Женский суд военного городка напутствовали в последний путь майора Заболотникова самыми страшными пожеланиями гореть в огнях адовых до скончания века. Мужики воинской части Д-150708 скинулись на гранитный памятник для афганца-артиллериста… Бабский трибунал помянул мертвецу все три его женитьбы. Местные активистки-ханжи, понося удачливого жеребца, сорвавшего пломбу девственности не у одной офицерской дочери, чуть не в глаза плевали прибывшим на похороны обеим первым женам красавца майора. Мужики из молчаливой солидарности устроили товарищу, покаравшему блядей, торжественные похороны с армейским духовым оркестром и стрельбой почетного караула… Совершен был и православный молебен на кладбище, в сорном болотистом лесу… Рядом с многорядной колючей проволокой охраняемого периметра артиллерийских складов.

Эти похороны для Александра Коробейникова открыли неизмеримую ценность его собственной шкуры. Какая никакая, а своя. Не с принятием воинской присяги, как считается в военкоматах, началось его возмужание. Возмужание началось а с необычных похорон почти неизвестного ему человека. Похорон в которых участвовали одни товарищи Заболотникова и лишь три женщины: мать его и две первые супруги…

Майор метеоритом смерти промчался со своим пистолетом Макарова в непосредственной близости от той страшно тонкой нити, на которой висела и по случайности еще продолжает висеть над бездной небытия бесценная жизнь Коробейникова. Впервые нутром он почувствовал, что есть кроме секса и других менее азартных удовольствий более важное, самое важное удовольствие – оставаться в этом мире живым, удовольствие просто дышать, видеть, и слышать посреди смертельных опасностей окружающего мира.
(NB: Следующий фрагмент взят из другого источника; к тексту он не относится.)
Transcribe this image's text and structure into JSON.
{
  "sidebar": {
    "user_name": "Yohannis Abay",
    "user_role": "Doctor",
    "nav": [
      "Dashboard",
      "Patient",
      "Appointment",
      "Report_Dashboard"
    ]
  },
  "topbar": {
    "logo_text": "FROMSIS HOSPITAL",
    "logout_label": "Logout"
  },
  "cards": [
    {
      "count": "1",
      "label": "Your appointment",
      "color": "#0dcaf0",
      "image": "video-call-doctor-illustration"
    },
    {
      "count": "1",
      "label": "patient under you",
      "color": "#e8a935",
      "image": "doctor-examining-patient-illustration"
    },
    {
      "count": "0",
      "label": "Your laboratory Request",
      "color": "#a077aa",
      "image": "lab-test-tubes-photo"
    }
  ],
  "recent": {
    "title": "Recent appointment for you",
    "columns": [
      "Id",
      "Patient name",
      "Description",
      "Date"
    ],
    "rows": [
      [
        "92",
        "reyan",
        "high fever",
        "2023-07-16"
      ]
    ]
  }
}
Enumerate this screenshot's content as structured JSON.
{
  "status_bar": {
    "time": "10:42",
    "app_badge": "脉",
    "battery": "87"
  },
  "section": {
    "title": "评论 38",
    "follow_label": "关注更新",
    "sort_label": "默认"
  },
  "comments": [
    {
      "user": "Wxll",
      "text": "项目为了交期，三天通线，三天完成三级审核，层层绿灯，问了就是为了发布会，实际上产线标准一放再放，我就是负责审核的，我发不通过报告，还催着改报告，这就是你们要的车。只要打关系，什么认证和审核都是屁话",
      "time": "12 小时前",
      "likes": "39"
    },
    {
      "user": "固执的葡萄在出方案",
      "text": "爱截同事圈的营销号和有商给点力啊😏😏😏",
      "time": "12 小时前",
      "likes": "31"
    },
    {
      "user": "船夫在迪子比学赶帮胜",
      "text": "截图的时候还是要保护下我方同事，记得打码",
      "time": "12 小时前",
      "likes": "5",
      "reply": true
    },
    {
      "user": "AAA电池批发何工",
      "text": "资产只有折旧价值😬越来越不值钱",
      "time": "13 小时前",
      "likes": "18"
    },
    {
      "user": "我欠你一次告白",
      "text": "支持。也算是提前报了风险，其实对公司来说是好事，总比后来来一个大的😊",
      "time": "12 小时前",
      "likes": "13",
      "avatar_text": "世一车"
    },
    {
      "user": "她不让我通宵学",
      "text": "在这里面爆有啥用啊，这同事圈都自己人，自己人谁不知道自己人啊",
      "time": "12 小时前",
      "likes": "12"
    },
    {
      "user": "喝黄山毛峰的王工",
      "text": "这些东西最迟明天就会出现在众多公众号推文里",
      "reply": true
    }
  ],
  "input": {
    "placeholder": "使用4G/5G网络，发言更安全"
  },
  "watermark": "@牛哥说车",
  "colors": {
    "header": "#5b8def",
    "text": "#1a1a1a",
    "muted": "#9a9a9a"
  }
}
Так Жизнь Сашки Коробейникова была расколота на две неравные половины: до похорон и после похорон майора Заболотникова. Хотя, если честно, – похороны это внешняя трещина раскола. Настоящий разлом произошел внутри его. Теперь жизнь навсегда будет делиться на "до" убийства армейского приятеля, сержанта Валеры и после убийства такого же как он салаженка, ничего в своей жизни толком так и не распробовавшего.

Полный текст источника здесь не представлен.